この研究は、恐竜の尾にあるトゲがこれまで考えられていたよりも早い時期に進化していたことを示しています。アンキロサウルス類は、通常、強固な装甲と尾の棍棒で知られていますが、今回の発見では、尾のトゲがより早い段階で進化していたことが示唆されました。
研究チームは、モロッコのミドルアトラス山脈で発見された化石を詳細に分析しました。その結果、尾のトゲは約1億5000万年前のジュラ紀後期に存在していたことが明らかになりました。これは、これまでの予想よりも数千万年早い時期です。

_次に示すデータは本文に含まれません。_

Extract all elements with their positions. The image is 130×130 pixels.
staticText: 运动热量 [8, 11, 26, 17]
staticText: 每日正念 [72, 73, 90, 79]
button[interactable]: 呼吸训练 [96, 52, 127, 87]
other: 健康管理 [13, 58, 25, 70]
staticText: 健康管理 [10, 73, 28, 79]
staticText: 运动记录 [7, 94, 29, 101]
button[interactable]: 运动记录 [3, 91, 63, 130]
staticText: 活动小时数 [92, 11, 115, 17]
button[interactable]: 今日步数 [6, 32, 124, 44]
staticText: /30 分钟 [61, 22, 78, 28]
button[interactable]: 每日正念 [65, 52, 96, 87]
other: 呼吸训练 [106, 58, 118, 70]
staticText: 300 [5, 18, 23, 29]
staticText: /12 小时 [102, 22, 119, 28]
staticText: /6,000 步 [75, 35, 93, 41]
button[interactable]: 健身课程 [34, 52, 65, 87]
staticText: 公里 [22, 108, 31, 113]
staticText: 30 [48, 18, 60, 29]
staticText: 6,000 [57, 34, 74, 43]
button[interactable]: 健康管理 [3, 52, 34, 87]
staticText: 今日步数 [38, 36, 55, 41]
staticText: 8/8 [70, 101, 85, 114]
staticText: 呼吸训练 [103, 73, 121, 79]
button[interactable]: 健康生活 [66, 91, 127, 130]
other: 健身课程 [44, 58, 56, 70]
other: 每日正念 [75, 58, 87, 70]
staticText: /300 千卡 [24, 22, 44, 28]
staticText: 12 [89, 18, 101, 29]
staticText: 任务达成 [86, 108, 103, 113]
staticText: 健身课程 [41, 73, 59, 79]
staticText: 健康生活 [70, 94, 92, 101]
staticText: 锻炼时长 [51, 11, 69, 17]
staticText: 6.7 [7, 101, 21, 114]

この発見は、恐竜の進化の過程を理解する上で重要です。特に、防御や攻撃に使われたと考えられる尾のトゲの進化が、どのようにして他の恐竜との競争や捕食者からの防御に寄与したのかを再評価する手がかりとなります。
今後の研究では、他の地域でも同様の化石が発見される可能性があり、恐竜の進化の歴史をさらに詳しく解明することが期待されています。